Carlo Carretto, maestro elementare di Torino, aveva ricoperto negli anni cinquanta, prestigiosi incarichi nella vita politica e cattolica italiana, diventando, insieme a Dossetti, Gedda e altri, un punto di  riferimento per i cattolici del dopo guerra, in seno alla gioventù di Azione Cattolica. Il suo momento più significativo, fu il grande raduno dei baschi verdi a Roma, nell’Anno Santo del 1950, in cui parteciparono anche tanti amiatini, per ricevere la benedizione di Papa Pio XII°.
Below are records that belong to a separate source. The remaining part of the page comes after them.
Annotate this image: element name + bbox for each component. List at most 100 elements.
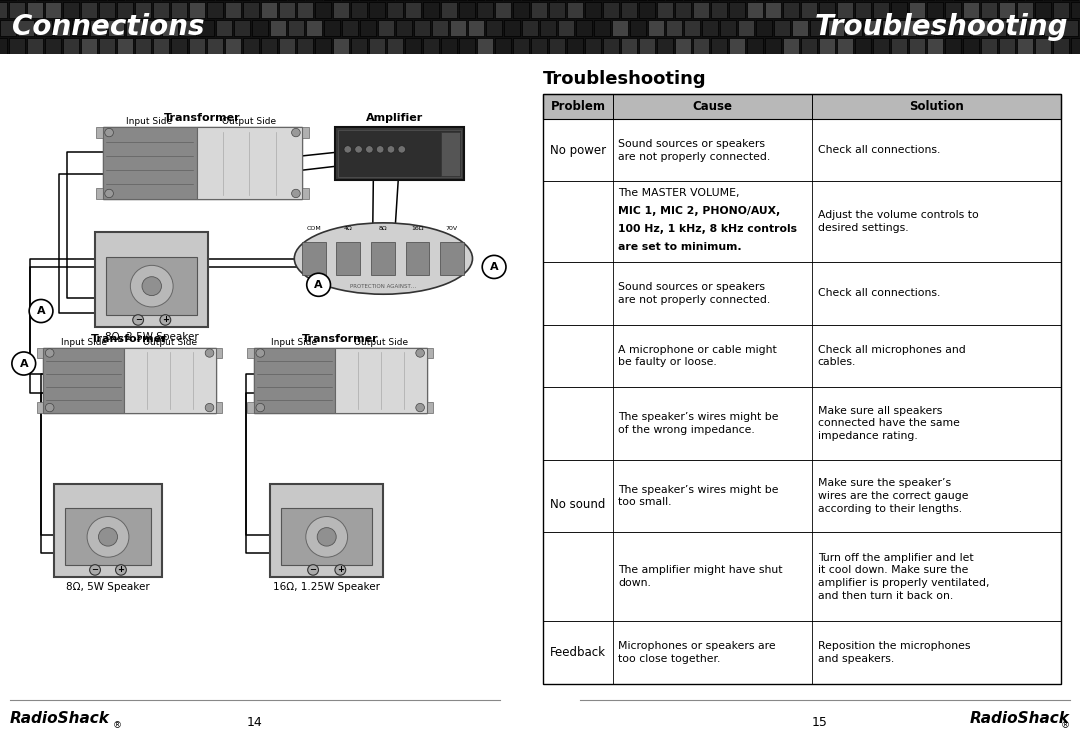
Bar <box>427 348 433 358</box>
Text: 70V: 70V <box>446 226 458 231</box>
Bar <box>792 20 808 36</box>
Bar <box>180 20 195 36</box>
Bar <box>153 2 168 18</box>
Circle shape <box>45 403 54 412</box>
Text: The speaker’s wires might be
of the wrong impedance.: The speaker’s wires might be of the wron… <box>619 412 779 435</box>
Text: Make sure the speaker’s
wires are the correct gauge
according to their lengths.: Make sure the speaker’s wires are the co… <box>818 478 968 514</box>
Bar <box>918 20 934 36</box>
Circle shape <box>318 527 336 546</box>
Bar <box>396 20 411 36</box>
Bar <box>999 2 1015 18</box>
Text: A: A <box>37 306 45 316</box>
Bar <box>810 56 826 72</box>
Bar <box>342 56 357 72</box>
Bar <box>243 38 259 54</box>
Text: Check all connections.: Check all connections. <box>818 289 940 298</box>
Bar <box>657 38 673 54</box>
Text: Reposition the microphones
and speakers.: Reposition the microphones and speakers. <box>818 641 970 663</box>
Bar <box>585 2 600 18</box>
Bar <box>657 2 673 18</box>
Text: Connections: Connections <box>12 13 204 41</box>
Bar <box>197 127 302 199</box>
Bar <box>1062 20 1078 36</box>
Bar <box>198 20 214 36</box>
Bar <box>378 20 394 36</box>
Bar <box>432 56 448 72</box>
Bar <box>543 621 1061 684</box>
Bar <box>351 38 367 54</box>
Circle shape <box>308 565 319 575</box>
Bar <box>1062 56 1078 72</box>
Bar <box>36 20 52 36</box>
Bar <box>603 38 619 54</box>
Bar <box>117 38 133 54</box>
Bar <box>254 348 335 413</box>
Bar <box>1008 56 1024 72</box>
Text: RadioShack: RadioShack <box>10 711 110 726</box>
Circle shape <box>366 146 374 153</box>
Bar <box>0 20 16 36</box>
Bar <box>279 38 295 54</box>
Text: 16Ω: 16Ω <box>411 226 423 231</box>
Bar <box>864 56 880 72</box>
Text: 8Ω: 8Ω <box>379 226 387 231</box>
Bar <box>864 20 880 36</box>
Circle shape <box>292 189 300 197</box>
Bar <box>162 56 178 72</box>
Circle shape <box>143 277 162 295</box>
Circle shape <box>345 146 352 153</box>
Bar <box>468 20 484 36</box>
Bar <box>324 56 340 72</box>
Bar <box>247 402 254 413</box>
Bar <box>90 56 106 72</box>
Bar <box>882 20 897 36</box>
Text: +: + <box>337 565 343 574</box>
Bar <box>99 38 114 54</box>
Bar <box>558 56 573 72</box>
Bar <box>107 257 198 316</box>
Bar <box>9 38 25 54</box>
Text: Solution: Solution <box>909 99 963 113</box>
Bar <box>900 20 916 36</box>
Bar <box>302 127 309 138</box>
Ellipse shape <box>295 223 473 294</box>
Bar <box>288 20 303 36</box>
Text: +: + <box>118 565 124 574</box>
Circle shape <box>306 517 348 557</box>
Bar <box>423 38 438 54</box>
Circle shape <box>355 146 363 153</box>
Text: ®: ® <box>1061 722 1070 731</box>
Text: Troubleshooting: Troubleshooting <box>543 70 707 88</box>
Bar <box>603 2 619 18</box>
Bar <box>54 20 70 36</box>
Circle shape <box>256 349 265 358</box>
Bar <box>335 348 427 413</box>
Bar <box>630 56 646 72</box>
Text: Check all microphones and
cables.: Check all microphones and cables. <box>818 345 966 367</box>
Bar <box>738 56 754 72</box>
Bar <box>846 20 862 36</box>
Bar <box>711 38 727 54</box>
Bar <box>1044 20 1059 36</box>
Bar <box>387 38 403 54</box>
Bar <box>234 56 249 72</box>
Bar <box>216 56 232 72</box>
Bar <box>225 2 241 18</box>
Bar <box>96 127 103 138</box>
Text: Transformer: Transformer <box>92 334 167 343</box>
Bar <box>302 188 309 199</box>
Bar <box>882 56 897 72</box>
Bar <box>936 20 951 36</box>
Circle shape <box>45 349 54 358</box>
Bar <box>693 2 708 18</box>
Text: A: A <box>19 358 28 369</box>
Bar <box>684 56 700 72</box>
Bar <box>297 38 313 54</box>
Bar <box>666 56 681 72</box>
Text: Sound sources or speakers
are not properly connected.: Sound sources or speakers are not proper… <box>619 139 771 162</box>
Bar <box>54 56 70 72</box>
Text: Transformer: Transformer <box>164 113 241 123</box>
Bar <box>0 56 16 72</box>
Bar <box>738 20 754 36</box>
Bar <box>543 182 1061 262</box>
La vita di Carlo Carretto, assunse nel tempo, un’altra dimensione, più contemplativa, fino al ritiro nel deserto del Sahara, a Tamanrasset, in Algeria, e, molti anni dopo, il suo ritiro in Italia, a Spello, tra le colline dell’ Umbria, dove iniziò una forte esperienza di preghiera con i giovani di tutto il mondo.
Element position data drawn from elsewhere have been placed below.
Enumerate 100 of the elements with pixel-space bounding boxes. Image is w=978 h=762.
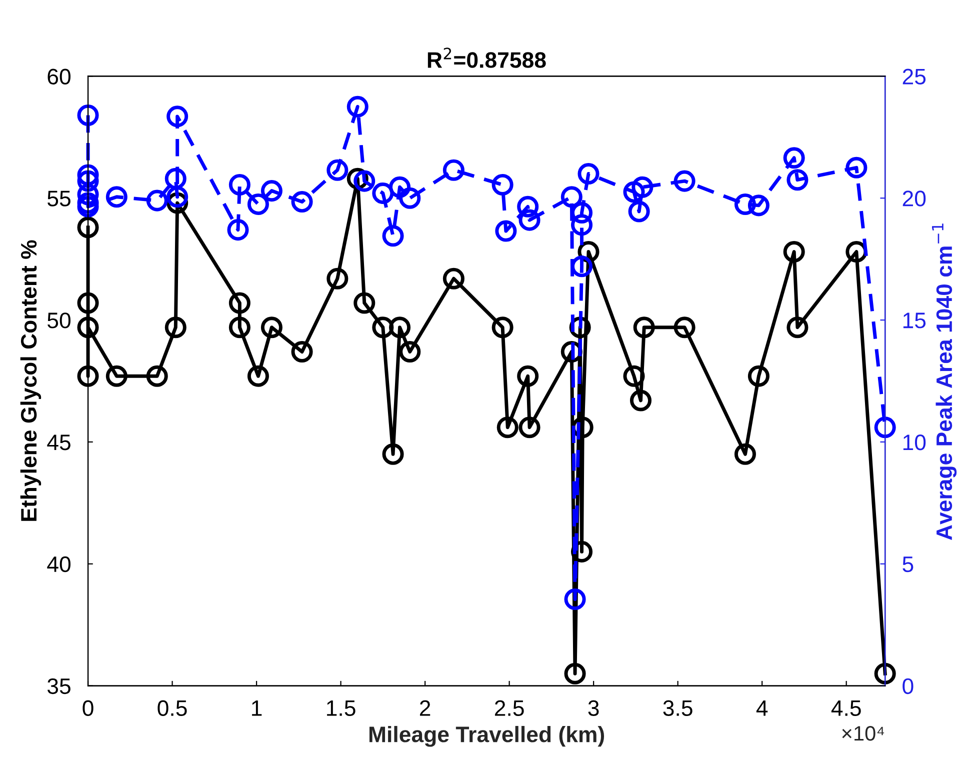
x-tick-label: 0.5 bbox=[158, 700, 187, 716]
point bbox=[260, 316, 282, 338]
point bbox=[874, 416, 896, 438]
point bbox=[164, 168, 186, 190]
point bbox=[748, 194, 770, 216]
x-tick-label: 4.5 bbox=[831, 700, 861, 716]
point bbox=[77, 292, 99, 314]
x-tick-label: 3 bbox=[588, 700, 599, 716]
point bbox=[571, 214, 593, 236]
point bbox=[517, 196, 539, 218]
point bbox=[578, 162, 600, 184]
point bbox=[372, 316, 394, 338]
y-axis-title: Ethylene Glycol Content % bbox=[20, 240, 42, 521]
point bbox=[247, 365, 269, 387]
point bbox=[389, 176, 411, 198]
point bbox=[846, 156, 868, 178]
point bbox=[492, 174, 514, 196]
point bbox=[399, 340, 421, 362]
y2-tick-label: 5 bbox=[902, 556, 914, 572]
point bbox=[564, 588, 586, 610]
point bbox=[517, 365, 539, 387]
point bbox=[77, 365, 99, 387]
point bbox=[560, 186, 582, 208]
x-axis-title: Mileage Travelled (km) bbox=[369, 726, 604, 747]
point bbox=[674, 316, 696, 338]
y-tick-label: 40 bbox=[47, 556, 70, 572]
x-tick-label: 4 bbox=[756, 700, 768, 716]
point bbox=[748, 365, 770, 387]
point bbox=[354, 170, 376, 192]
point bbox=[166, 106, 188, 128]
point bbox=[496, 416, 518, 438]
point bbox=[77, 196, 99, 218]
x-tick-label: 2 bbox=[420, 700, 430, 716]
point bbox=[228, 316, 250, 338]
point bbox=[518, 416, 540, 438]
y-tick-label: 60 bbox=[48, 68, 70, 84]
point bbox=[227, 219, 249, 241]
x-tick-label: 2.5 bbox=[494, 700, 524, 716]
point bbox=[623, 181, 645, 203]
x-tick-label: 1 bbox=[252, 700, 262, 716]
point bbox=[326, 159, 348, 181]
point bbox=[77, 184, 99, 206]
point bbox=[106, 186, 128, 208]
point bbox=[630, 390, 652, 412]
text: ×10⁴ bbox=[842, 726, 884, 741]
y2-tick-label: 10 bbox=[903, 434, 926, 450]
x-tick-label: 0 bbox=[82, 700, 94, 716]
point bbox=[247, 193, 269, 215]
point bbox=[77, 216, 99, 238]
point bbox=[228, 174, 250, 196]
point bbox=[164, 316, 186, 338]
y-tick-label: 45 bbox=[47, 434, 70, 450]
point bbox=[442, 268, 464, 290]
point bbox=[623, 365, 645, 387]
point bbox=[77, 170, 99, 192]
point bbox=[518, 209, 540, 231]
point bbox=[786, 316, 808, 338]
point bbox=[442, 159, 464, 181]
x-tick-label: 1.5 bbox=[327, 700, 356, 716]
point bbox=[734, 193, 756, 215]
point bbox=[382, 443, 404, 465]
point bbox=[77, 316, 99, 338]
point bbox=[166, 186, 188, 208]
y-tick-label: 35 bbox=[47, 678, 70, 694]
y2-tick-label: 25 bbox=[902, 68, 926, 84]
point bbox=[382, 225, 404, 247]
point bbox=[354, 292, 376, 314]
chart-title: R$^{2}$=0.87588 bbox=[428, 48, 546, 68]
point bbox=[77, 192, 99, 214]
y2-tick-label: 15 bbox=[903, 312, 926, 328]
point bbox=[77, 104, 99, 126]
point bbox=[783, 147, 805, 169]
point bbox=[260, 180, 282, 202]
point bbox=[786, 169, 808, 191]
point bbox=[146, 365, 168, 387]
point bbox=[783, 241, 805, 263]
y2-tick-label: 0 bbox=[902, 678, 914, 694]
x-tick-label: 3.5 bbox=[663, 700, 692, 716]
point bbox=[632, 176, 654, 198]
point bbox=[495, 220, 517, 242]
point bbox=[372, 182, 394, 204]
point bbox=[106, 365, 128, 387]
y-tick-label: 55 bbox=[48, 190, 70, 206]
point bbox=[326, 268, 348, 290]
point bbox=[389, 316, 411, 338]
y2-tick-label: 20 bbox=[902, 190, 926, 206]
point bbox=[674, 170, 696, 192]
point bbox=[564, 662, 586, 684]
point bbox=[633, 316, 655, 338]
point bbox=[146, 190, 168, 212]
point bbox=[399, 187, 421, 209]
point bbox=[77, 164, 99, 186]
y-tick-label: 50 bbox=[48, 312, 70, 328]
point bbox=[291, 340, 313, 362]
point bbox=[734, 443, 756, 465]
point bbox=[571, 202, 593, 224]
point bbox=[874, 662, 896, 684]
point bbox=[492, 316, 514, 338]
point bbox=[628, 200, 650, 222]
point bbox=[228, 292, 250, 314]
Nel libro “Lettere dal deserto”, Fratel Carlo parla della sua chiamata: “…Sentii una voce che mi diceva – Carlo non voglio più la tua azione, ma voglio te.”
L’aver scelto la parte migliore, rimanere con Gesù nell’adorazione e nel silenzio, fu la sua nuova e grande vita.

Vi ho portati questi esempi, perché oggi il Signore ci invita, attraverso l’episodio di Marta e Maria, gli amici cari assieme al fratello Lazzaro, il resuscitato, ad ascoltare lui, a non farci prendere dalla frenesia del fare, dell’esserci, del mostrarsi. Nella Chiesa, si usa dire, che  vi sono due aspetti: Maria, ovvero la contemplazione e Marta, il servizio. Non vi è servizio senza la contemplazione, non vi è contemplazione senza servizio ai fratelli. Del resto, Gesù stesso, dopo le parole nel cenacolo e l’istituzione della Eucarestia, si china a lavare i piedi ai discepoli. Una grande lezione, che oggi  il Signore ci dà e che i Santi, specie quelli di casa, quelli umili e nascosti, ci trasmettono con la loro vita.


Preghiera
Ai tuoi piedi Signore, come Maria  vorremmo stare in silenzio, ad ascoltarti. Avremmo scelto la parte migliore che nessuno ci toglierebbe. Ma il grido dell’umanità sofferente, le esigenze dei fratelli, ci debbono spingere ad avere un’urgenza  particolare per la tua carità.
Signore, dacci sempre la forza di pregarti, quando ci immettiamo nelle strade dell’azione, lungo il cammino dell’amore. Amen.